A recent article in the Wall Street Journal showed a commercial billboard in a Chinese city. On the billboard, there was a photo of our president, wearing a nice jacket and standing on the Great Wall in his recent visit to that country. There were no words other than the name of whatever company makes that brand of jacket. Nice jacket, nice picture, nice-looking middle-aged man standing there, looking serious.
Of course Obama didn’t authorize that commercial use of his photo, and the White House took pains to point that out. The article left unaddressed the issue of whether Chinese authorities would crack down on the advertiser. I seriously doubt they would appreciate a photo of their president to be used in the US to, say, shill for Coke.

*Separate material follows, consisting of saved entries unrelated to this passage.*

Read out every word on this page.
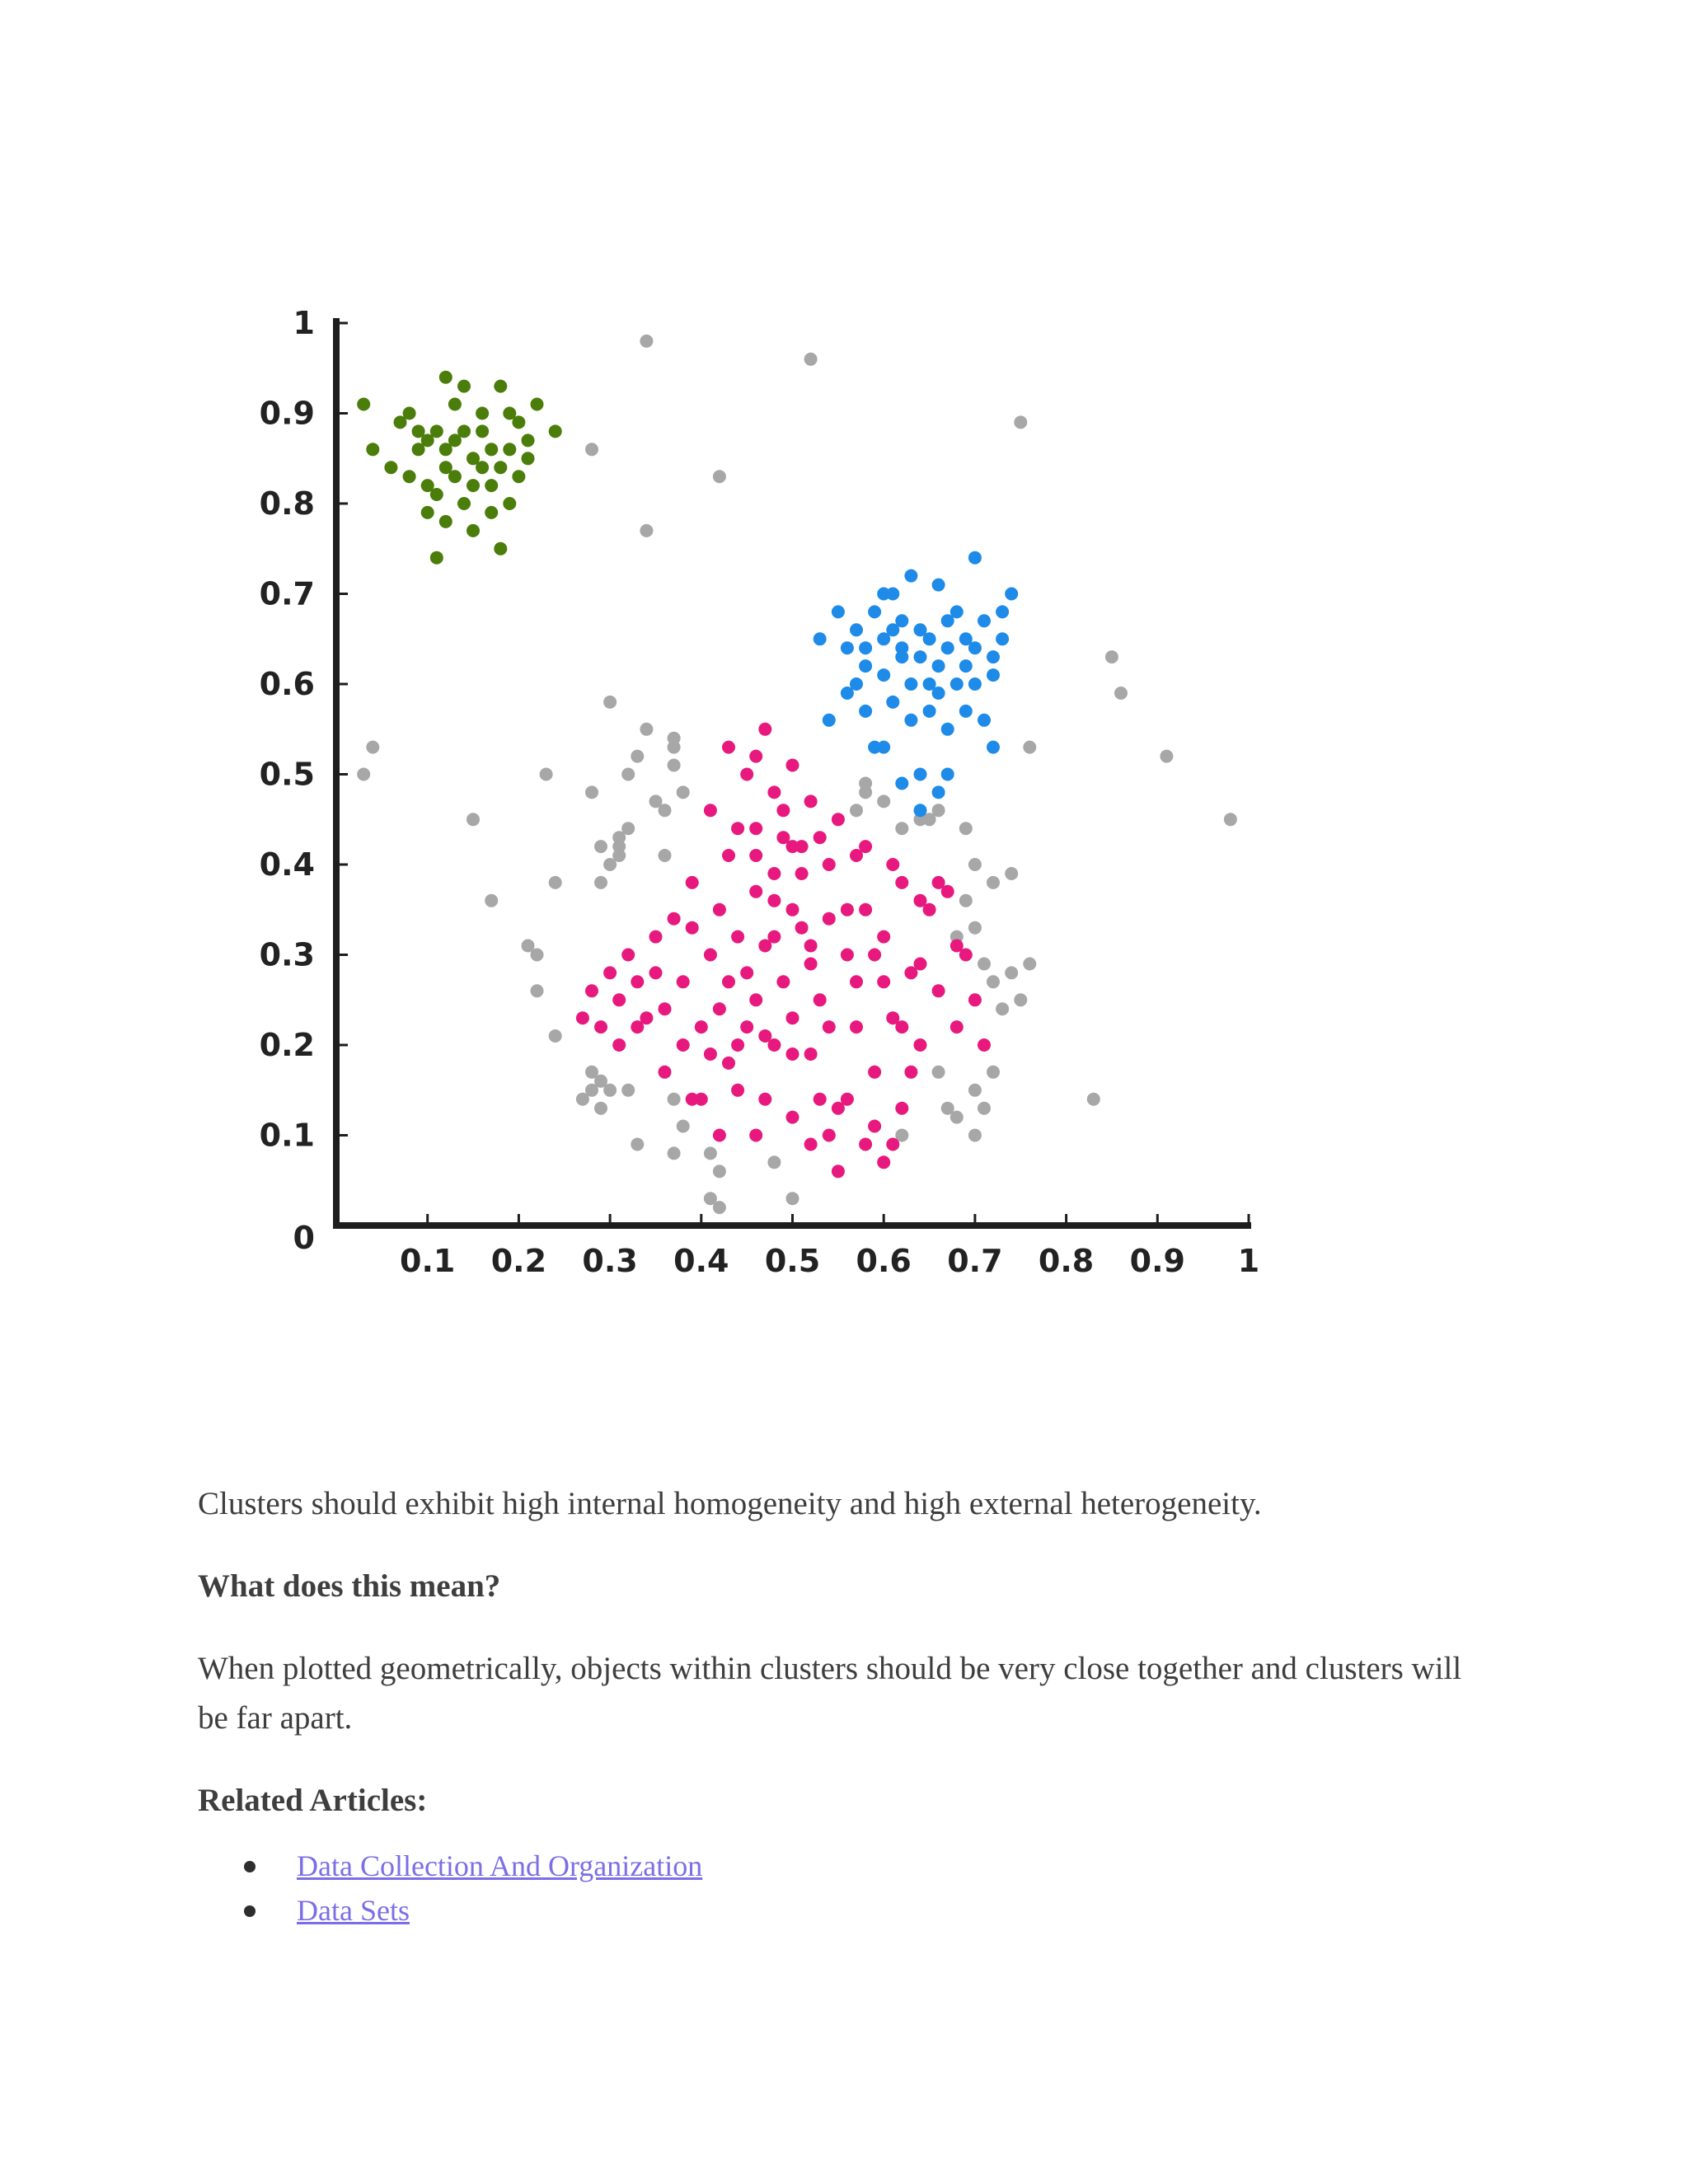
0.1 0.2 0.3 0.4 0.5 0.6 0.7 0.8 0.9 1
0.1
0.2
0.3
0.4
0.5
0.6
0.7
0.8
0.9
1
0

Clusters should exhibit high internal homogeneity and high external heterogeneity.

What does this mean?

When plotted geometrically, objects within clusters should be very close together and clusters will be far apart.

Related Articles:

Data Collection And Organization
Data Sets
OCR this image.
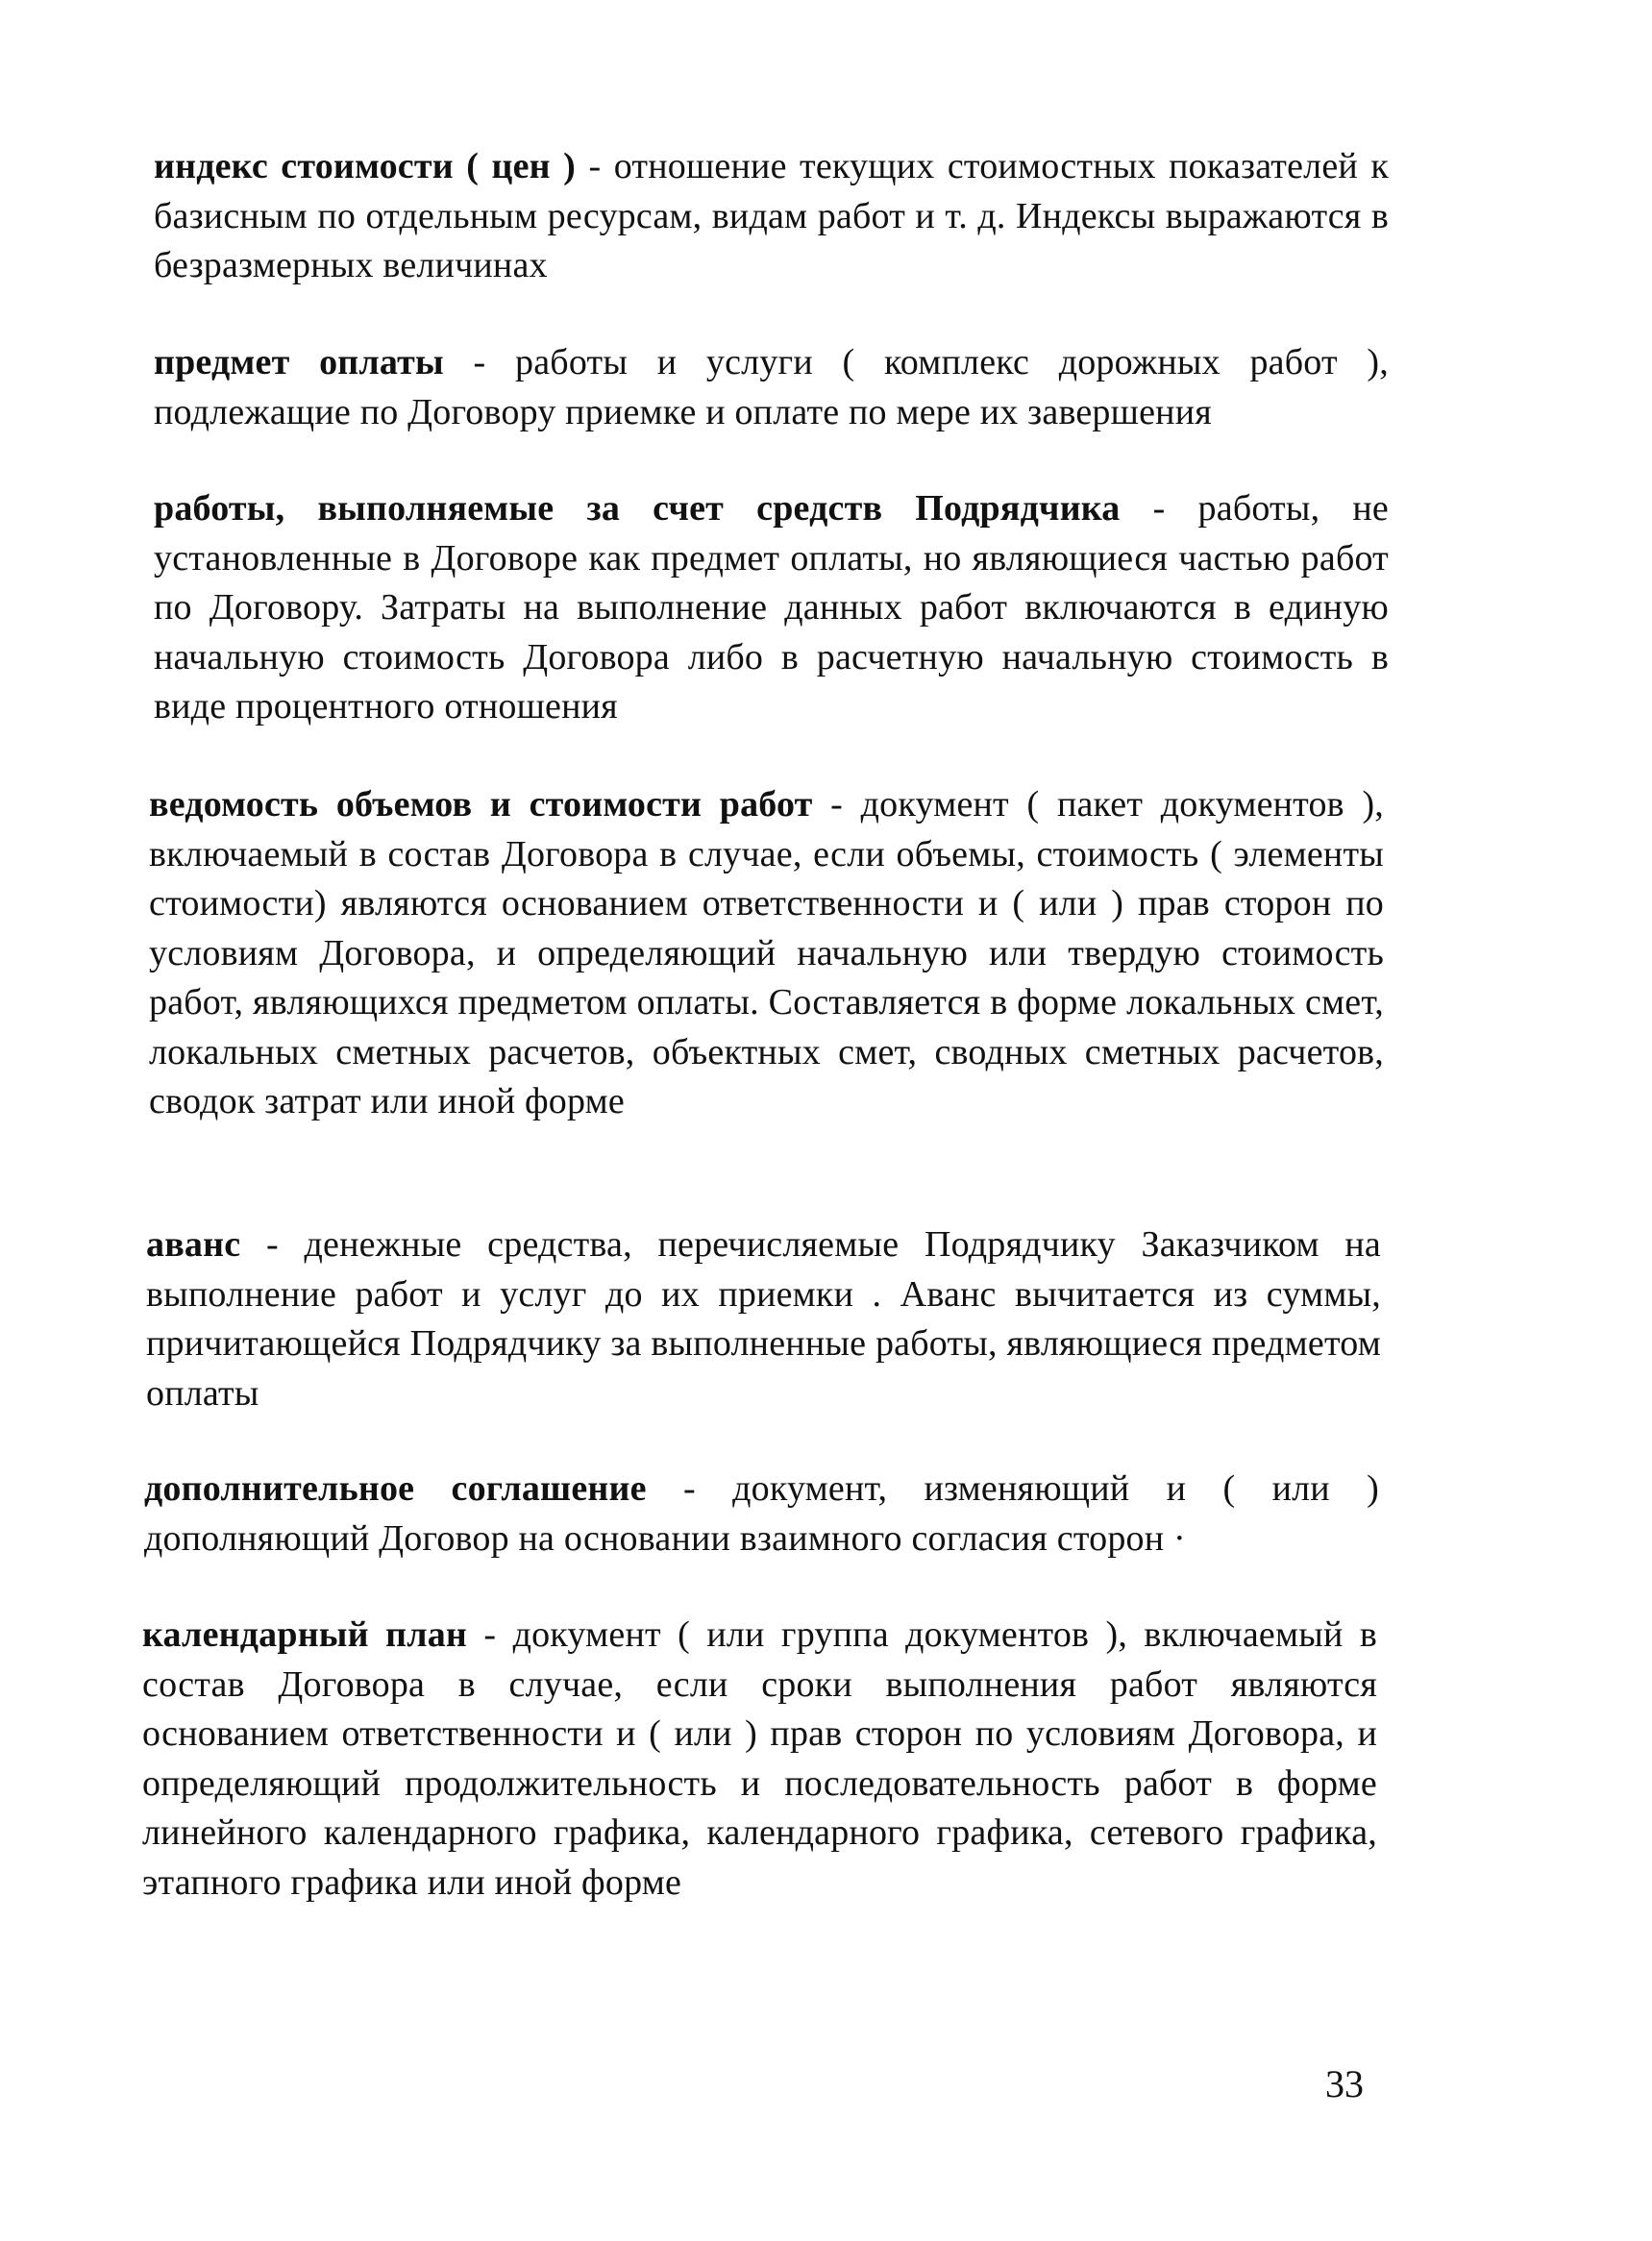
индекс стоимости ( цен ) - отношение текущих стоимостных показателей к базисным по отдельным ресурсам, видам работ и т. д. Индексы выражаются в безразмерных величинах

предмет оплаты - работы и услуги ( комплекс дорожных работ ), подлежащие по Договору приемке и оплате по мере их завершения

работы, выполняемые за счет средств Подрядчика - работы, не установленные в Договоре как предмет оплаты, но являющиеся частью работ по Договору. Затраты на выполнение данных работ включаются в единую начальную стоимость Договора либо в расчетную начальную стоимость в виде процентного отношения

ведомость объемов и стоимости работ - документ ( пакет документов ), включаемый в состав Договора в случае, если объемы, стоимость ( элементы стоимости) являются основанием ответственности и ( или ) прав сторон по условиям Договора, и определяющий начальную или твердую стоимость работ, являющихся предметом оплаты. Составляется в форме локальных смет, локальных сметных расчетов, объектных смет, сводных сметных расчетов, сводок затрат или иной форме

аванс - денежные средства, перечисляемые Подрядчику Заказчиком на выполнение работ и услуг до их приемки . Аванс вычитается из суммы, причитающейся Подрядчику за выполненные работы, являющиеся предметом оплаты

дополнительное соглашение - документ, изменяющий и ( или ) дополняющий Договор на основании взаимного согласия сторон ·

календарный план - документ ( или группа документов ), включаемый в состав Договора в случае, если сроки выполнения работ являются основанием ответственности и ( или ) прав сторон по условиям Договора, и определяющий продолжительность и последовательность работ в форме линейного календарного графика, календарного графика, сетевого графика, этапного графика или иной форме

33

But what’s interesting is that the Chinese, apparently, have warmed up Obama—at least enough to potentially want to buy products that he’s (seemingly) endorsing. I recall early last year, soon after he took office, reading articles that reported the Chinese as not knowing how to react to the fact that the US elected a black president. This historic event ran directly counter to the longstanding PRC party line of the US being thoroughly racist. Of course, the Communist Chinese have not been a paragon of multicultural, multi-racial peace and harmony on their end of the equation. For example, the Tibetans and Uighurs have stories to tell.
With China largely funding our federal deficit, I’m not surprised the Obama administration has failed to push back forcefully on this billboard issue. Also, I’m dismayed, but not surprised, that Obama has not made human rights a focus of our ongoing dialogue with the Chinese leadership. No American president, of either party, would do that. It’s not as if that doesn’t matter. It’s just that China’s economy is becoming way too big and important on the world scene to tangle with them over this issue.
Look at it with historical hindsight. In the late 19th and early 20th centuries, when the US economy was becoming the world’s dynamo, none of the European powers ever criticized us on any sustained basis for our disgraceful oppression, segregation, and disenfranchisement of African-Americans. It’s not as if our Jim Crow laws were a national secret. It’s just that the US was too powerful, and morally blinkered, to succumb to that sort of pressure.